Enter a message name below to show all available translations.

Found 3 translations.

Name	Current message text
^h English (en)	{{Term\|pre-training}} used the BooksCorpus (800M words) and English Wikipedia (2,500M words), running for 1M {{Term\|training step\|steps}} with a {{Term\|batch size}} of 256 sequences. The total {{Term\|pre-training}} compute was substantial for its time, requiring four days on 4 to 16 Cloud TPUs (for Base and Large respectively).
^h Spanish (es)	El {{Term\|pre-training\|preentrenamiento}} utilizó BooksCorpus (800M de palabras) y la Wikipedia en inglés (2500M de palabras), ejecutándose durante 1M de {{Term\|training step\|pasos}} con un {{Term\|batch size\|tamaño de lote}} de 256 secuencias.

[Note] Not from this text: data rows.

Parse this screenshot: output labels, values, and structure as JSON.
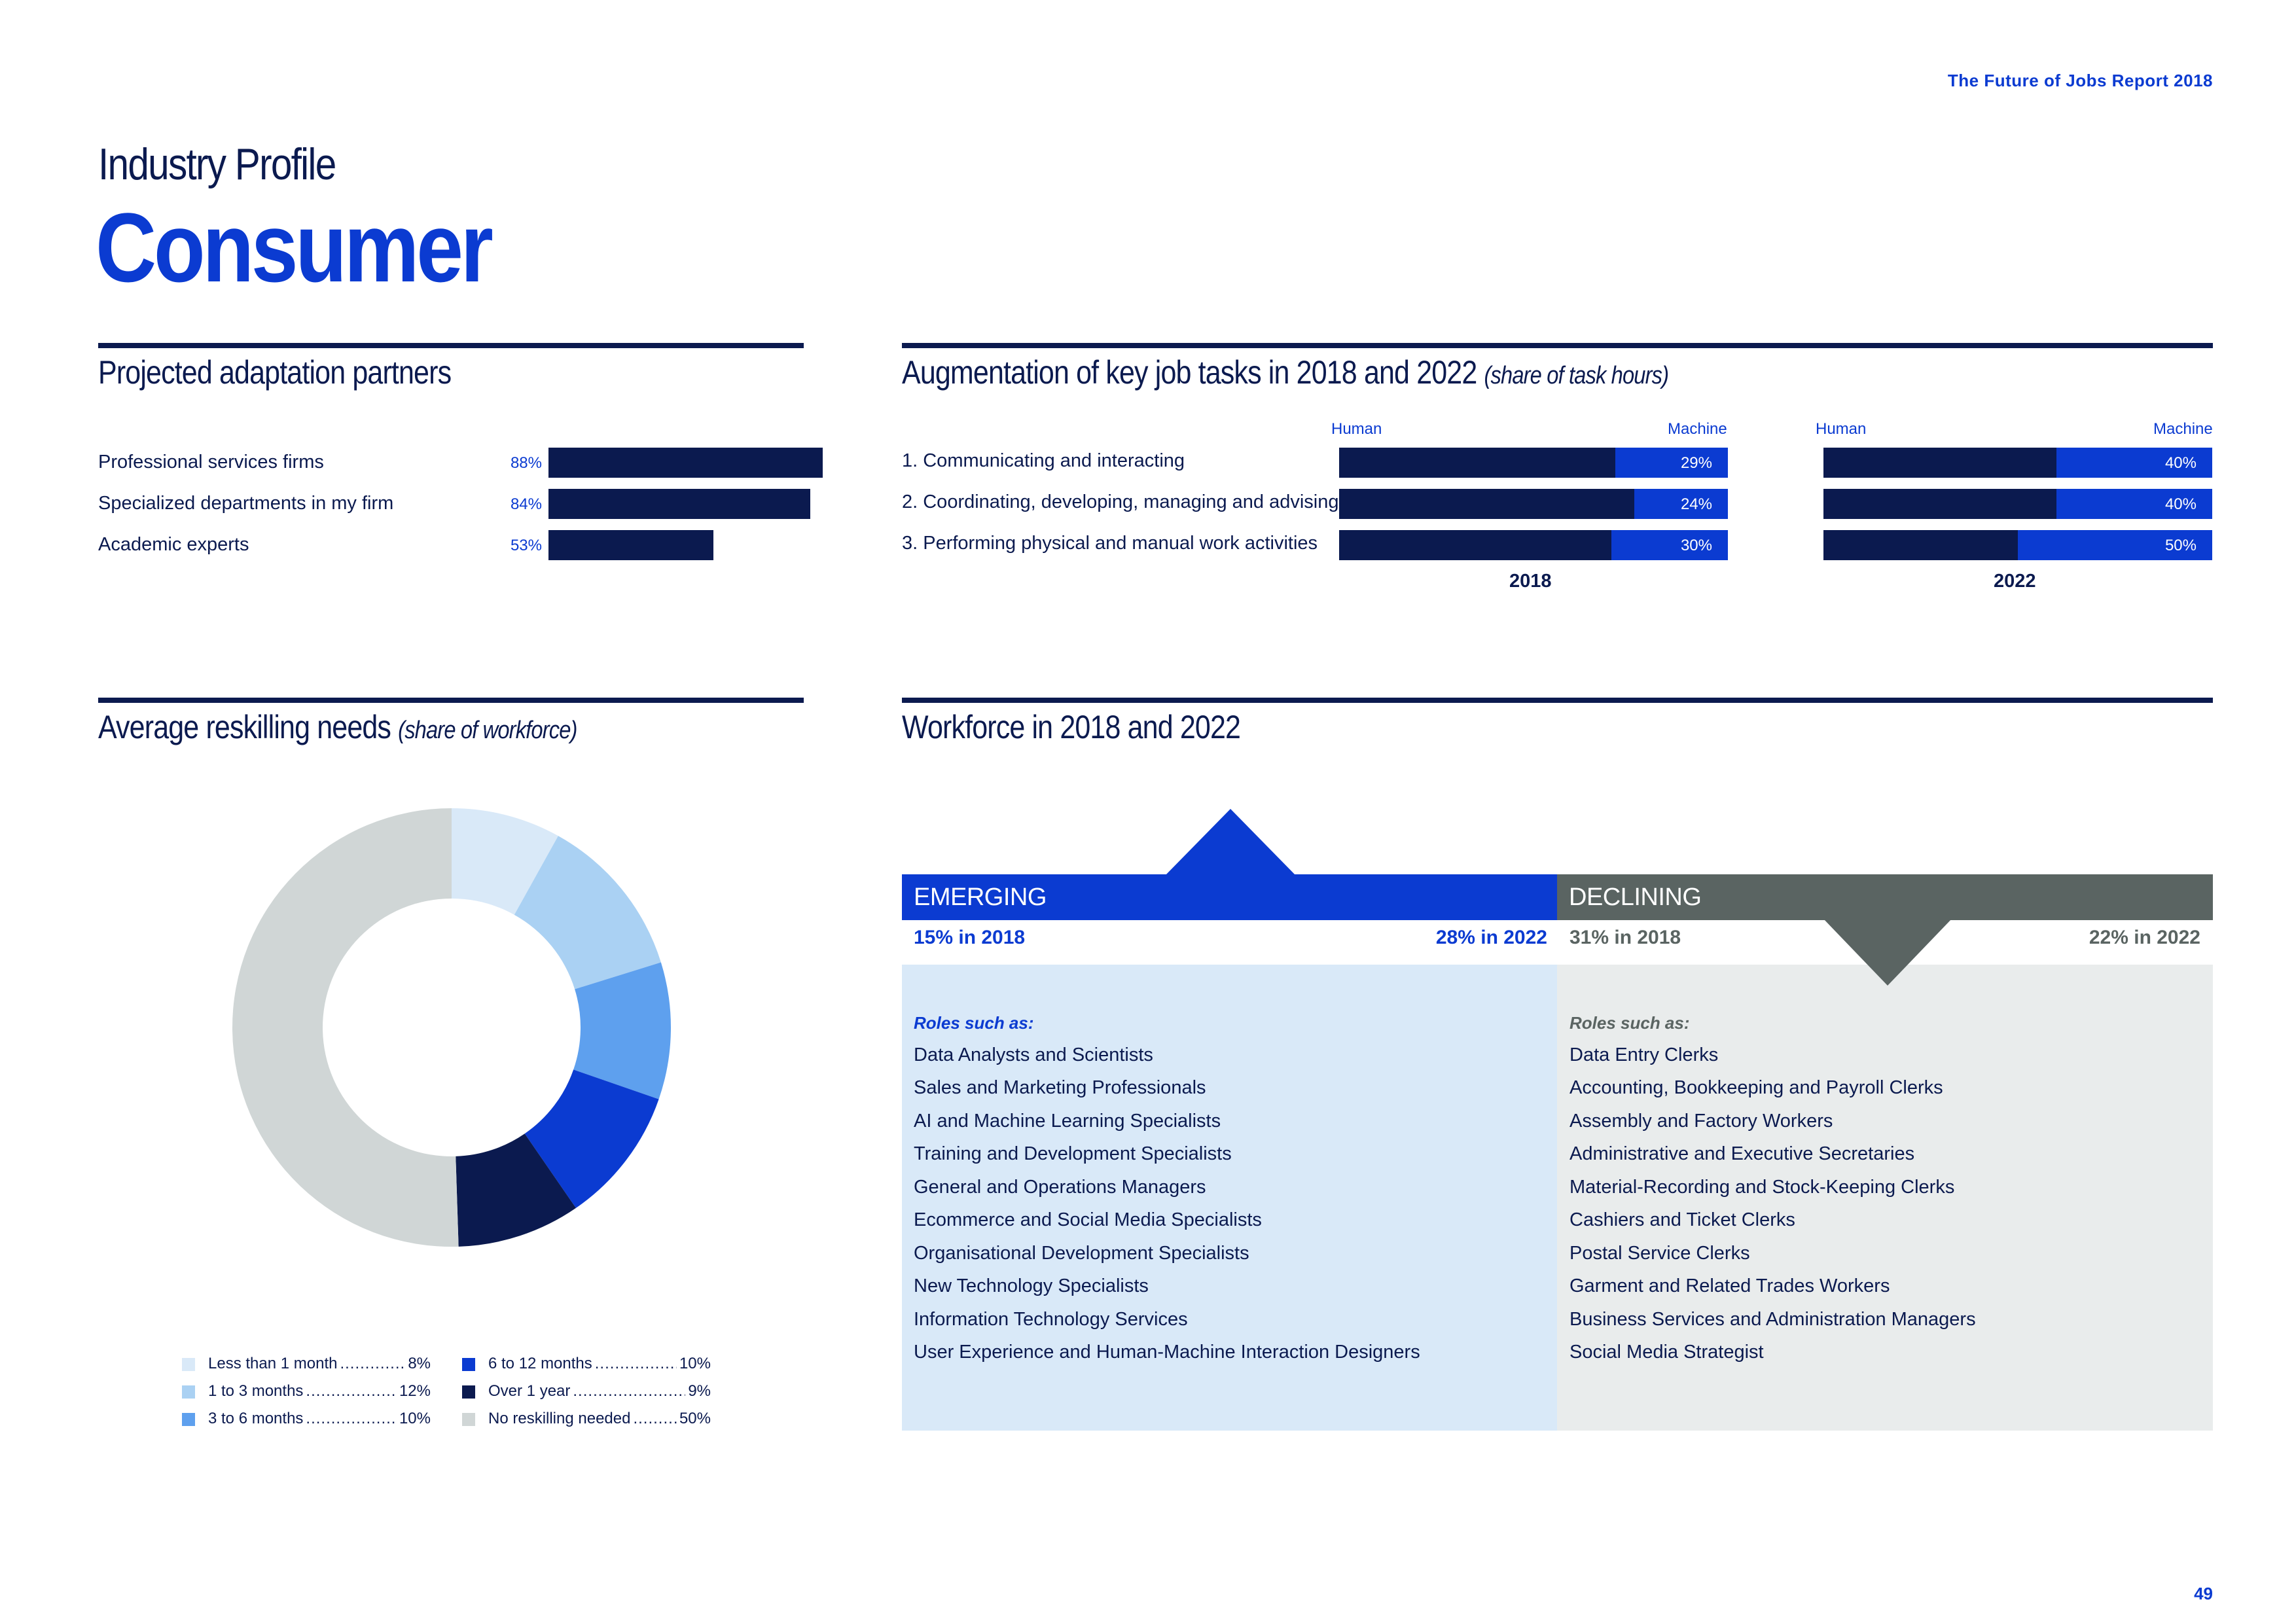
{
  "header": {
    "report_title": "The Future of Jobs Report 2018"
  },
  "page": {
    "kicker": "Industry Profile",
    "title": "Consumer",
    "number": "49"
  },
  "partners": {
    "title": "Projected adaptation partners",
    "items": [
      {
        "label": "Professional services firms",
        "pct": "88%",
        "value": 88
      },
      {
        "label": "Specialized departments in my firm",
        "pct": "84%",
        "value": 84
      },
      {
        "label": "Academic experts",
        "pct": "53%",
        "value": 53
      }
    ]
  },
  "augmentation": {
    "title": "Augmentation of key job tasks in 2018 and 2022",
    "subtitle": "(share of task hours)",
    "human_label": "Human",
    "machine_label": "Machine",
    "years": [
      "2018",
      "2022"
    ],
    "tasks": [
      {
        "label": "1.  Communicating and interacting",
        "machine": [
          "29%",
          "40%"
        ],
        "machine_values": [
          29,
          40
        ]
      },
      {
        "label": "2.  Coordinating, developing, managing and advising",
        "machine": [
          "24%",
          "40%"
        ],
        "machine_values": [
          24,
          40
        ]
      },
      {
        "label": "3.  Performing physical and manual work activities",
        "machine": [
          "30%",
          "50%"
        ],
        "machine_values": [
          30,
          50
        ]
      }
    ]
  },
  "reskilling": {
    "title": "Average reskilling needs",
    "subtitle": "(share of workforce)",
    "segments": [
      {
        "label": "Less than 1 month",
        "pct": "8%",
        "value": 8,
        "color": "#d9e9f8"
      },
      {
        "label": "1 to 3 months",
        "pct": "12%",
        "value": 12,
        "color": "#aad1f3"
      },
      {
        "label": "3 to 6 months",
        "pct": "10%",
        "value": 10,
        "color": "#5ea0ee"
      },
      {
        "label": "6 to 12 months",
        "pct": "10%",
        "value": 10,
        "color": "#0b3bd1"
      },
      {
        "label": "Over 1 year",
        "pct": "9%",
        "value": 9,
        "color": "#0b1a4f"
      },
      {
        "label": "No reskilling needed",
        "pct": "50%",
        "value": 50,
        "color": "#d0d6d6"
      }
    ]
  },
  "workforce": {
    "title": "Workforce in 2018 and 2022",
    "emerging": {
      "label": "EMERGING",
      "stat_2018": "15% in 2018",
      "stat_2022": "28% in 2022",
      "roles_label": "Roles such as:",
      "roles": [
        "Data Analysts and Scientists",
        "Sales and Marketing Professionals",
        "AI and Machine Learning Specialists",
        "Training and Development Specialists",
        "General and Operations Managers",
        "Ecommerce and Social Media Specialists",
        "Organisational Development Specialists",
        "New Technology Specialists",
        "Information Technology Services",
        "User Experience and Human-Machine Interaction Designers"
      ]
    },
    "declining": {
      "label": "DECLINING",
      "stat_2018": "31% in 2018",
      "stat_2022": "22% in 2022",
      "roles_label": "Roles such as:",
      "roles": [
        "Data Entry Clerks",
        "Accounting,  Bookkeeping and Payroll Clerks",
        "Assembly and Factory Workers",
        "Administrative and Executive Secretaries",
        "Material-Recording and Stock-Keeping Clerks",
        "Cashiers and Ticket Clerks",
        "Postal Service Clerks",
        "Garment and Related Trades Workers",
        "Business Services and Administration Managers",
        "Social Media Strategist"
      ]
    }
  }
}
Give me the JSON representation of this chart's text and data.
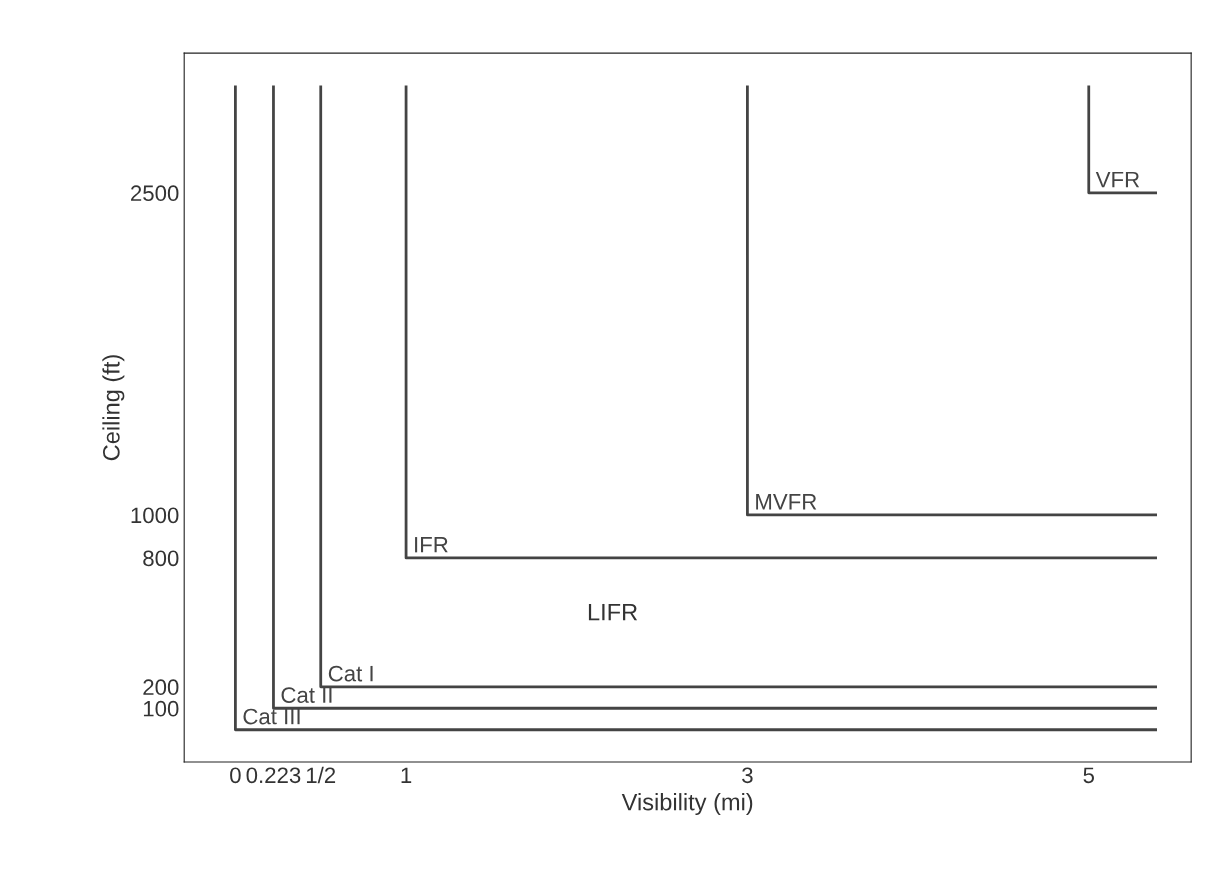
{
  "chart_data": {
    "type": "line",
    "xlabel": "Visibility (mi)",
    "ylabel": "Ceiling (ft)",
    "series": [
      {
        "name": "Cat III",
        "color": "#444444",
        "x": [
          0,
          0,
          5.4
        ],
        "values": [
          3000,
          0,
          0
        ]
      },
      {
        "name": "Cat II",
        "color": "#444444",
        "x": [
          0.223,
          0.223,
          5.4
        ],
        "values": [
          3000,
          100,
          100
        ]
      },
      {
        "name": "Cat I",
        "color": "#444444",
        "x": [
          0.5,
          0.5,
          5.4
        ],
        "values": [
          3000,
          200,
          200
        ]
      },
      {
        "name": "IFR",
        "color": "#444444",
        "x": [
          1,
          1,
          5.4
        ],
        "values": [
          3000,
          800,
          800
        ]
      },
      {
        "name": "MVFR",
        "color": "#444444",
        "x": [
          3,
          3,
          5.4
        ],
        "values": [
          3000,
          1000,
          1000
        ]
      },
      {
        "name": "VFR",
        "color": "#444444",
        "x": [
          5,
          5,
          5.4
        ],
        "values": [
          3000,
          2500,
          2500
        ]
      }
    ],
    "annotations": [
      "LIFR"
    ],
    "xlim": [
      -0.3,
      5.6
    ],
    "ylim": [
      -150,
      3150
    ],
    "xticks": [
      0,
      0.223,
      {
        "value": 0.5,
        "label": "1/2"
      },
      1,
      3,
      5
    ],
    "yticks": [
      100,
      200,
      800,
      1000,
      2500
    ],
    "grid": false,
    "legend": false,
    "marker": "none",
    "line_style": "solid"
  }
}
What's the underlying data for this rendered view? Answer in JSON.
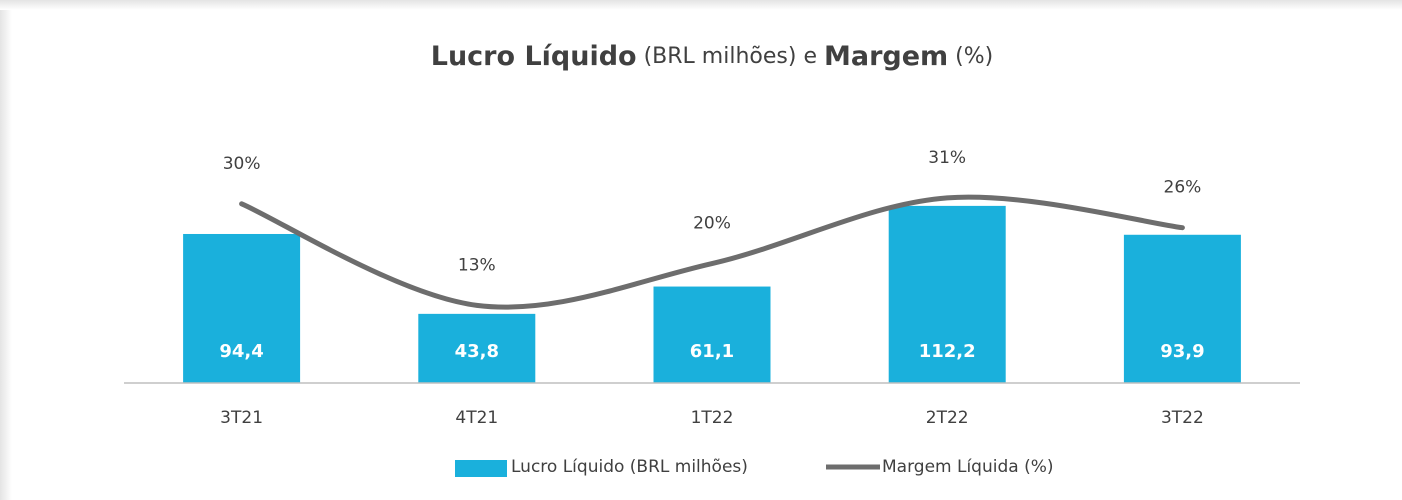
{
  "chart_data": {
    "type": "bar-line",
    "title": [
      "Lucro Líquido",
      "(BRL milhões) e",
      "Margem",
      "(%)"
    ],
    "categories": [
      "3T21",
      "4T21",
      "1T22",
      "2T22",
      "3T22"
    ],
    "series": [
      {
        "name": "Lucro Líquido (BRL milhões)",
        "type": "bar",
        "color": "#1ab0dc",
        "values": [
          94.4,
          43.8,
          61.1,
          112.2,
          93.9
        ],
        "value_labels": [
          "94,4",
          "43,8",
          "61,1",
          "112,2",
          "93,9"
        ]
      },
      {
        "name": "Margem Líquida (%)",
        "type": "line",
        "axis": "y2",
        "color": "#6d6d6d",
        "values": [
          30,
          13,
          20,
          31,
          26
        ],
        "value_labels": [
          "30%",
          "13%",
          "20%",
          "31%",
          "26%"
        ]
      }
    ],
    "ylim": [
      0,
      140
    ],
    "y2lim": [
      0,
      37
    ],
    "grid": false,
    "legend": "bottom"
  }
}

El cómputo total de {{Term\|pre-training\|preentrenamiento}} fue considerable para su época, requiriendo cuatro días en 4 a 16 Cloud TPUs (para Base y Large respectivamente).
^h Chinese (zh)	{{Term\|pre-training\|预训练}} 使用了 BooksCorpus（8 亿单词）和英文维基百科（25 亿单词），以 256 个序列的 {{Term\|batch size\|批量大小}} 运行了 100 万 {{Term\|training step\|训练步}}。在当时，{{Term\|pre-training\|预训练}} 的总计算量相当庞大，需要在 4 到 16 个 Cloud TPU 上运行四天（分别对应 Base 和 Large）。